POW! released Flesh Off the Bone on Saturday, November 25 in the lead up to their second EP, forthcoming in 2018. POW! will be at Woodford Folk Festival  as well as NYE on the Hill in December, after packing out shows across Australia in 2017, as they toured their debut EP, Jasmine & Licorice.

Hussey took some time out from the band’s writing and recording schedule to talk about Flesh Off the Bone, building a successful independent band and how SAE Institute prepared him for the cut-throat music world.

Congratulations on your win! Can you tell us more about Flesh Off the Bone?

We had to write it. It’s a lyrically heavy single imagining a character we’ve seen too many times: basically I’m gonna get what I want because I’m the coolest dude. At one of our shows recently there was a guy dancing like a monkey, ripping off girls’ shoulder straps. We stopped, told him to get out, and we left. It’s happened multiple times and we can’t tolerate it. It’s gone on way too long.

With the #metoo posts on Facebook, we wanted to tell all of our female friends and fans: we’re with you. And to all the males who are shocked: don’t lie to yourselves, you know this is happening. If you are shocked, say something to your male friends, don’t let this slide — speak up. I think it will sink in for some people; though some people will turn off.

How have gone from recording beats in your bedrooms to the big stages?

Last year, we won Big Splash, a band competition after entering on a whim and we ended up winning $10,000. At the time, we didn’t have an idea about recording music but I was doing my degree at SAE and we thought, let’s just go for it. We built our studio that is in a granny flat out the back of one of our homes. It’s very DIY. The award really started our commitment to making music for the rest of our lives.
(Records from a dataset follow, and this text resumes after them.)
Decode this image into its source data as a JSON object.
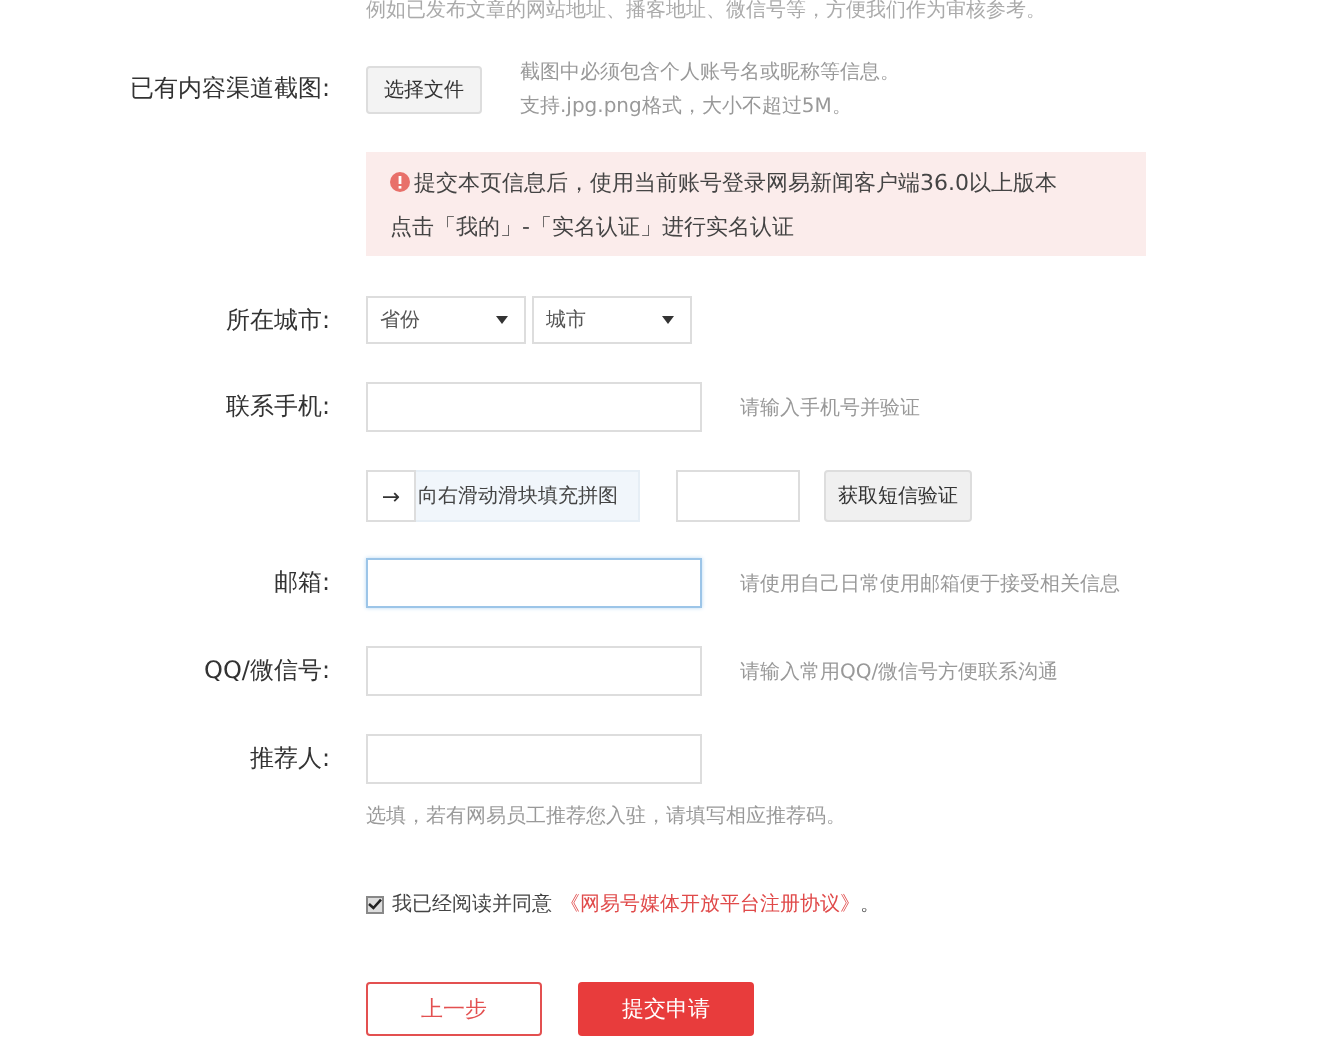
{
  "top_note": "例如已发布文章的网站地址、播客地址、微信号等，方便我们作为审核参考。",
  "upload": {
    "label": "已有内容渠道截图:",
    "button": "选择文件",
    "hints": [
      "截图中必须包含个人账号名或昵称等信息。",
      "支持.jpg.png格式，大小不超过5M。"
    ]
  },
  "notice": {
    "lines": [
      "提交本页信息后，使用当前账号登录网易新闻客户端36.0以上版本",
      "点击「我的」-「实名认证」进行实名认证"
    ]
  },
  "city": {
    "label": "所在城市:",
    "selects": [
      {
        "value": "省份"
      },
      {
        "value": "城市"
      }
    ]
  },
  "phone": {
    "label": "联系手机:",
    "hint": "请输入手机号并验证",
    "slider": {
      "arrow": "→",
      "text": "向右滑动滑块填充拼图"
    },
    "sms_button": "获取短信验证"
  },
  "fields": [
    {
      "label": "邮箱:",
      "hint": "请使用自己日常使用邮箱便于接受相关信息",
      "focused": true
    },
    {
      "label": "QQ/微信号:",
      "hint": "请输入常用QQ/微信号方便联系沟通",
      "focused": false
    },
    {
      "label": "推荐人:",
      "focused": false,
      "note": "选填，若有网易员工推荐您入驻，请填写相应推荐码。"
    }
  ],
  "agreement": {
    "checked": true,
    "text": "我已经阅读并同意",
    "link": "《网易号媒体开放平台注册协议》",
    "end": "。"
  },
  "buttons": {
    "back": "上一步",
    "submit": "提交申请"
  }
}
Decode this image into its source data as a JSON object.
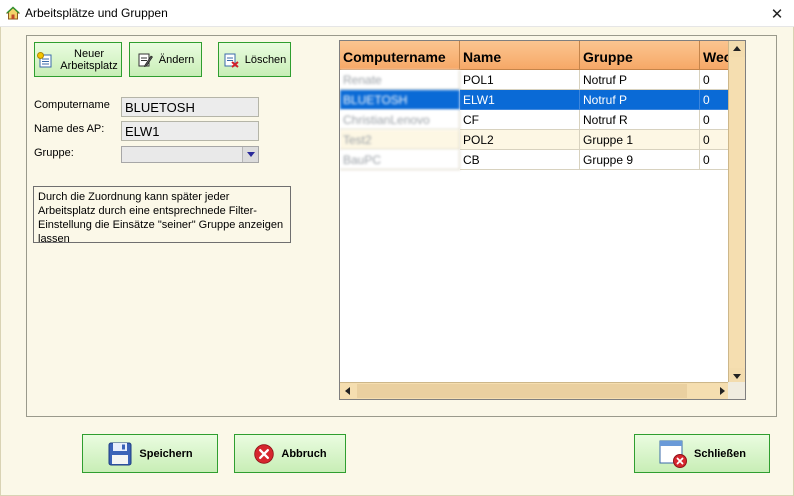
{
  "window": {
    "title": "Arbeitsplätze und Gruppen",
    "close_glyph": "✕"
  },
  "toolbar": {
    "new_label": "Neuer Arbeitsplatz",
    "edit_label": "Ändern",
    "delete_label": "Löschen"
  },
  "form": {
    "computername_label": "Computername",
    "computername_value": "BLUETOSH",
    "ap_name_label": "Name des AP:",
    "ap_name_value": "ELW1",
    "group_label": "Gruppe:",
    "group_value": ""
  },
  "note": "Durch die Zuordnung kann später jeder Arbeitsplatz durch eine entsprechnede Filter-Einstellung die Einsätze \"seiner\" Gruppe anzeigen lassen",
  "grid": {
    "columns": [
      "Computername",
      "Name",
      "Gruppe",
      "Wec"
    ],
    "rows": [
      {
        "computername": "Renate",
        "name": "POL1",
        "gruppe": "Notruf P",
        "wec": "0",
        "selected": false
      },
      {
        "computername": "BLUETOSH",
        "name": "ELW1",
        "gruppe": "Notruf P",
        "wec": "0",
        "selected": true
      },
      {
        "computername": "ChristianLenovo",
        "name": "CF",
        "gruppe": "Notruf R",
        "wec": "0",
        "selected": false
      },
      {
        "computername": "Test2",
        "name": "POL2",
        "gruppe": "Gruppe 1",
        "wec": "0",
        "selected": false
      },
      {
        "computername": "BauPC",
        "name": "CB",
        "gruppe": "Gruppe 9",
        "wec": "0",
        "selected": false
      }
    ]
  },
  "footer": {
    "save_label": "Speichern",
    "cancel_label": "Abbruch",
    "close_label": "Schließen"
  },
  "colors": {
    "button_border": "#2f9e2f",
    "header_fill": "#f6a867",
    "selection": "#0a6ad6",
    "background": "#fbf8e8"
  },
  "icons": {
    "app": "house-icon",
    "new": "new-document-icon",
    "edit": "edit-icon",
    "delete": "delete-icon",
    "save": "floppy-disk-icon",
    "cancel": "cancel-circle-icon",
    "close": "window-close-icon"
  }
}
How has your Audio degree from SAE Institute prepared you for all this?

I went to SAE to learn how to record music properly, like a professional, so that we as a band could record our own music professionally; and now we can do it ourselves. The lecturers are really amazing, they’re working in the industry and really prepare you for the outside world where it’s cut throat. They speak to students one on one; it's very intimate and human and helped me be confident in talking to people in the industry and expression my ideas.

What approach do you take to recording for POW! since SAE?

It’s mix ‘n’ match.  SAE opened me up to lots of technical approaches and it helped me to present my artistic ideas better. This has helped us stay independent but reach for a high quality with POW! We record in our studio, in our rooms, some of it on our iPhones. There are six people in the band and six ways we approach creating music. I like to be in a room with drums and instruments — live everything. Our rapper, Nelson will listen to straight up jazz and then draw for days and paint for days and then get his inspiration from that. There’s a lot of multimedia influence — we’ll all watch films, or sample sound bytes from Rugrats and put it into a synthesizer. You can’t have a limit on what sounds sound good. We really enjoy making the most interesting sounds possible.